Procediamo verso nord sul sentierino che confluisce in una pista sterrata, ed in breve, superata una valletta, raggiungiamo un ripiano, inatteso su un versante caratterizzato da una ripidità che pare una sfida alla gravità newtoniana. Dosso dei Principi, o dei Turchi (Dos di Prinzep, m. 1432), così veniva chiamato (oggi viene semplicemente identificato con il Dosso). Non stupisce il dosso, ma Principi e Turchi sembrano centrare poco con questi ameni prati e con le baite che si trovano a monte ed a valle della pista. Che ci sia una vaga allusione all’amenità del luogo che forse poteva indurre a qualche concessione edonistica di troppo? Vero è che il soprannome degli abitanti della frazione era “Tetuu”, che vale “grandi bevitori”. Fra le famiglie che lo abitavano in passato gli archivi hanno conservato i nomi di Laurenzo de Bulanti del Fondrino (1503), Giovanni e Camino del Fondrino, Francesco detto Turco (1556), Turco Battista (1614), Turco Matteo (1556), Carlo Laurenzi (1580), Brisa Giò Antonio (1558) e Giò Pietro Turco (1670). I Turchi, quindi, c’erano davvero.


Sant'Antonio

Riprendiamo la camminata verso nord, quasi in piano e, traversata una nuova valletta, giungiamo all’epicentro di questo collage di contrade, annunciato dal campanile della chiesa di S. Antonio, l’antica Sparavera (oggi più frequentemente denominata S. Antonio, m. 1443). Sparavera è nome intrigante, riconducibile al milanese “sparavée”, cioè “sparviero”. Esiste anche, nei luoghi più remoti a monte di Prata Camportaccio, in Val Chiavenna, un’alpe Sparavera. Qui, in Val Lunga, sono rimaste tracce ed attestazioni dell’antico legame con il versante orobico bergamasco, cioè con Foppolo e Cambrembo. L’origine stessa dei fondatori di diverse contrade di Val Lunga era bergamasca. La forma di alcuni portali e finestre tradisce un influsso veneziano (in età moderna Bergamo e le sue valli appartenevano alla Serenissima Repubblica di Venezia), ed alcuni documenti nell’archivio parrocchiale parrebbero dimostrare la dipendenza della chiesa dei Santi Giovanni ed Antonio dalla parrocchia di Valleve Bergamasco.


Sant'Antonio

Questa chiesetta è, poi, una delle più pittoresche del versante orobico, posta com’è su un poggio panoramico che domina l’intera Val Lunga.
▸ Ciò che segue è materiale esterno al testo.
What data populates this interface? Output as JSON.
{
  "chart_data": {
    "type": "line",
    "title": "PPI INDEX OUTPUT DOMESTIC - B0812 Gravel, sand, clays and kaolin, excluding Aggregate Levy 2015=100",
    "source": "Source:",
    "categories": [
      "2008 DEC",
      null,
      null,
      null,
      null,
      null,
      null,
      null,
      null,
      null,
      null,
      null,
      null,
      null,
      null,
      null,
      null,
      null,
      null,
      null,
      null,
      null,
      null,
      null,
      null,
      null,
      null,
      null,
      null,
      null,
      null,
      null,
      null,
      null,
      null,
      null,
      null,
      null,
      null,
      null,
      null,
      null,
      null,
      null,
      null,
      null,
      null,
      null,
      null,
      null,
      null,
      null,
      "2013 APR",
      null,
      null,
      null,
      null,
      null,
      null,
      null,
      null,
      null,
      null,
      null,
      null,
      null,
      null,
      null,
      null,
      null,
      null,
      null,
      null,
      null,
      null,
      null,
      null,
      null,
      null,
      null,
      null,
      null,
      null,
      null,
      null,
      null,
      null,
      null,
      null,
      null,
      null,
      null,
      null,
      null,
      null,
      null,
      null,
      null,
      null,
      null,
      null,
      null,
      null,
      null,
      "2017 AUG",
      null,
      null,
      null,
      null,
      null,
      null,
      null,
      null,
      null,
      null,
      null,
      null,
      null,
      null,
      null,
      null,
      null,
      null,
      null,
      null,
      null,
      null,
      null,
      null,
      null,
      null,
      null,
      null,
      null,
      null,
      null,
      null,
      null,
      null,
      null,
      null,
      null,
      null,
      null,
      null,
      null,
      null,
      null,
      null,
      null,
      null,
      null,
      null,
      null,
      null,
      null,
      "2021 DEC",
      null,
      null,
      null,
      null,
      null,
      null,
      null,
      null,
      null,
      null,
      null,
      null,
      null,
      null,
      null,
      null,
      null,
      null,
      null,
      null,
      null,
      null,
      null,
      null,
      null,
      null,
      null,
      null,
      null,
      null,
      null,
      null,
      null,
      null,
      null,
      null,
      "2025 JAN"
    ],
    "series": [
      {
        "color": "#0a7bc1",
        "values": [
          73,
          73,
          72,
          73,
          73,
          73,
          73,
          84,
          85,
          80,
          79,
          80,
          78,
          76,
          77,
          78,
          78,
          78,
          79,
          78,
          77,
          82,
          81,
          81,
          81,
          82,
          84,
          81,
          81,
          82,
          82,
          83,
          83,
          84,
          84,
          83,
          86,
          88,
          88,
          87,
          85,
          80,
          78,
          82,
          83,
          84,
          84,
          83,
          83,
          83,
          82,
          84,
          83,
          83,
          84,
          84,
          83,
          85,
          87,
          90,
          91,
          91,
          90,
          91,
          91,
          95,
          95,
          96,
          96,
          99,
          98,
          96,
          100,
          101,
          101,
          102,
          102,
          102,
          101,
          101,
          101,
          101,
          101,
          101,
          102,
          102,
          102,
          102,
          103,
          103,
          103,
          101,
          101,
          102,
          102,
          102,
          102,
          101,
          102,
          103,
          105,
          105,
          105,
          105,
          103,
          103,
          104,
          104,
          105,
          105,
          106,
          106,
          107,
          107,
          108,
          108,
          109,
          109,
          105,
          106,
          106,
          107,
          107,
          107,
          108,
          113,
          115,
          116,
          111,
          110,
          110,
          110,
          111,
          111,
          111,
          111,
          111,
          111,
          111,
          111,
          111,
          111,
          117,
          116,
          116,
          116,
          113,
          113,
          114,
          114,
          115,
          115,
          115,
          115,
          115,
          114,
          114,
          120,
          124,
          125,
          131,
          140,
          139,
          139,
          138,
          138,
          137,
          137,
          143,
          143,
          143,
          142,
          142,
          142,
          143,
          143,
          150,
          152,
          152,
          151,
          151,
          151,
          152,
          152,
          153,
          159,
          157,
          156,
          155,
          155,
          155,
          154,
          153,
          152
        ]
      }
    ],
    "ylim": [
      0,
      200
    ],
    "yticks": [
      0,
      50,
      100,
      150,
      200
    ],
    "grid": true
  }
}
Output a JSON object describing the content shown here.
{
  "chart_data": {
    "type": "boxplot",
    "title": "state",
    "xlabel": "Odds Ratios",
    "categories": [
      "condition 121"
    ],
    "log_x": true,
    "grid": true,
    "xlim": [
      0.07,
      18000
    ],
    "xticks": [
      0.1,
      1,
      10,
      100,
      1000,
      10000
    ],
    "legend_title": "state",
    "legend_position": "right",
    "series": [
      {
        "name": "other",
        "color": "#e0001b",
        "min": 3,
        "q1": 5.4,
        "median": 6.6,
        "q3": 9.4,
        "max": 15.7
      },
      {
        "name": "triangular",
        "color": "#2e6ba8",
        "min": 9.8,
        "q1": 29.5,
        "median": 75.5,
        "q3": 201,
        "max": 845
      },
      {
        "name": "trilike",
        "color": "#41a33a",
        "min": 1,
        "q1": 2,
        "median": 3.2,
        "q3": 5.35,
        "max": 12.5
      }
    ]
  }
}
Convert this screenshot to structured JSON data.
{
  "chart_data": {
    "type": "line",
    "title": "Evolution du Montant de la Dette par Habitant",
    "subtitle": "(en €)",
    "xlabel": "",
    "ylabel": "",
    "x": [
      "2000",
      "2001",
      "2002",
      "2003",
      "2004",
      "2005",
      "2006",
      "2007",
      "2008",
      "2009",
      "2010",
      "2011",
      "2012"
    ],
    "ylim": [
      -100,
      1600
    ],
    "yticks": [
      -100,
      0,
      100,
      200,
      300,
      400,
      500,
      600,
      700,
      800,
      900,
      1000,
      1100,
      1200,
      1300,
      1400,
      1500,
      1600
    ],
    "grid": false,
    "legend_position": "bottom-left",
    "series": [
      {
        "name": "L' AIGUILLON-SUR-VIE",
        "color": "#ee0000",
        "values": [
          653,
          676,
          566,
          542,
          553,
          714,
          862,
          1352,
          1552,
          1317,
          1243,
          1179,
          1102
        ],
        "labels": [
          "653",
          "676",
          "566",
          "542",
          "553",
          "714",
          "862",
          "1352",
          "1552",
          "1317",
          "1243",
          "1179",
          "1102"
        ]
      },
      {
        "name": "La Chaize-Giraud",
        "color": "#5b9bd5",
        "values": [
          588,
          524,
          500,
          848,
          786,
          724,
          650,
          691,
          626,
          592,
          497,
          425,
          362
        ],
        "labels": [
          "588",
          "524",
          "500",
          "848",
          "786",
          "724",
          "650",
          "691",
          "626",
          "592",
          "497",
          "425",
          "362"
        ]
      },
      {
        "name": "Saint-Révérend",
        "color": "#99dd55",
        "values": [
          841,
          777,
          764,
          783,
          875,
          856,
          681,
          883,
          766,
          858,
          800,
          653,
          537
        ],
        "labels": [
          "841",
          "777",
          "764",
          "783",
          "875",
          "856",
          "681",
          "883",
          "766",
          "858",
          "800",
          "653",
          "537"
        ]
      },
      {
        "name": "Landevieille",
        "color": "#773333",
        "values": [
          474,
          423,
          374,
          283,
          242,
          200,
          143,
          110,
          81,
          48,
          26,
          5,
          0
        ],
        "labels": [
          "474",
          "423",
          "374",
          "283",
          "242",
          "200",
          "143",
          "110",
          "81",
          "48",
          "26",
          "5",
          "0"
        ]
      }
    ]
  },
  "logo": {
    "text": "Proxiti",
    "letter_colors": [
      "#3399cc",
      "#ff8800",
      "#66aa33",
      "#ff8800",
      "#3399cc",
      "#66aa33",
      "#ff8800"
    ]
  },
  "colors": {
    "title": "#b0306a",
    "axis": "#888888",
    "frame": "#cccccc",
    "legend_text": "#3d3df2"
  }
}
Vi passò anche San Luigi Guanella, il quale scrisse, il 29 settembre 1885: “A sublime altezza, in Vallunga, è con ossario, la Chiesa di S. Antonio che fu il primo tempio parrocchiale un dì di Tartano perché è tradizione che i Bergamaschi venissero i primi a scavar, fra questi monti, il ferro ed a fissarvi poi residenza benevola”. Il vescovo Feliciano Ninguarda, nel resoconto della sua visita pastorale del 1589, scrive: “A un miglio e mezzo oltre Tartano c’è Sparavera con poche famiglie. Qui c’è un’altra chiesa dedicata a S. Antonio Abate con il battistero in disuso così che bisogna asportarlo. Al di là di questa chiesa vi è il monte che divide la regione dal territorio di Bergamo.” Ed in effetti guardando a sud i due principali passi verso la bergamasca, di Porcile e di Tartano, si distinguono facilmente. Vicino alla chiesa alcune baite mostrano la tipica struttura con parte superiore, adibita a fienile, lignea ed inferiore, adibita a stalla, in muratura. I tronchi della parte lignea, poi, sono incastrati negli angoli con la tecnica del block-bau o cardana, importata in Valtellina dai Walser. Questo tipo di baite, abbastanza comuni in alta Valtellina ed in Valle Spluga, sono invece sul versante retico ed orobico quasi del tutto assenti, eccezion fatta, appunto, per la Val Tartano. Troviamo qui anche alcuni esempi ben conservati di ballatoi in legno. Un lavatoio coperto in cemento (che ha sostituito quello precedente probabilmente in pietra) resta come muto testimone di un’antica vita di comunità che oggi rivive parzialmente nei mesi estivi, quando le case rammodernate diventano sede di una gradevole villeggiatura.


Tegge

Ci rimettiamo in cammino, sulla pista sterrata che ci porta alle Tegge (m. 1425), dove su una baita troviamo un dipinto che raffigura la Beata Vergine del Carmine con a sinistra San Francesco ed a destra San Luigi. Un teschio ai piedi di San Francesco ci ammonisce sulla brevità e fragilità della vita umana. La scritta in alto attesta che il dipinto fu commissionato da Gusmeroli Luigi e dal fratello Francesco (il che spiega la scelta dei santi). Anche qui troviamo una baita costruita con la tecnica della cardana.
La pista, che ora ha fondo in cemento, prosegue verso l’interno della valle e porta ai nuclei vicini di Pra di Ules (m. 1490) e di Arale (m. 1485), posti allo sbocco della Val Comunello o Cuminello. Su una baita ristrutturata di Pra di Ules troviamo un secondo dipinto, che raffigura una Sacra Famiglia circondata da due santi. Superato il torrente Cuminello, siamo alle belle baite di Arale, che conservano l’antica struttura della base in muratura e della parte rialzata parzialmente in legno. Qui troviamo il tradizionale rifugio Beniamino, riconoscibile per la caratteristica facciata a diedro, ed il nuovo rifugio Il Pirata.


Arale

Procediamo sulla pista verso nord, portandoci alla località Cesura, il cui nome segnala che qui termina la media valle ed inizia l’alta. Lasciamo alle spalle una cappelletta e seguiamo la pista fino al punto nel quale volge a destra e comincia a scendere verso il fondovalle. Qui la lasciamo per proseguire diritti ed i mmetterci sul sentiero che, procedendo in direzione sud-sud-est, porta alla casera ed ai laghetti di Porcile (si tratta del "sentér de la Crus de Purscìl").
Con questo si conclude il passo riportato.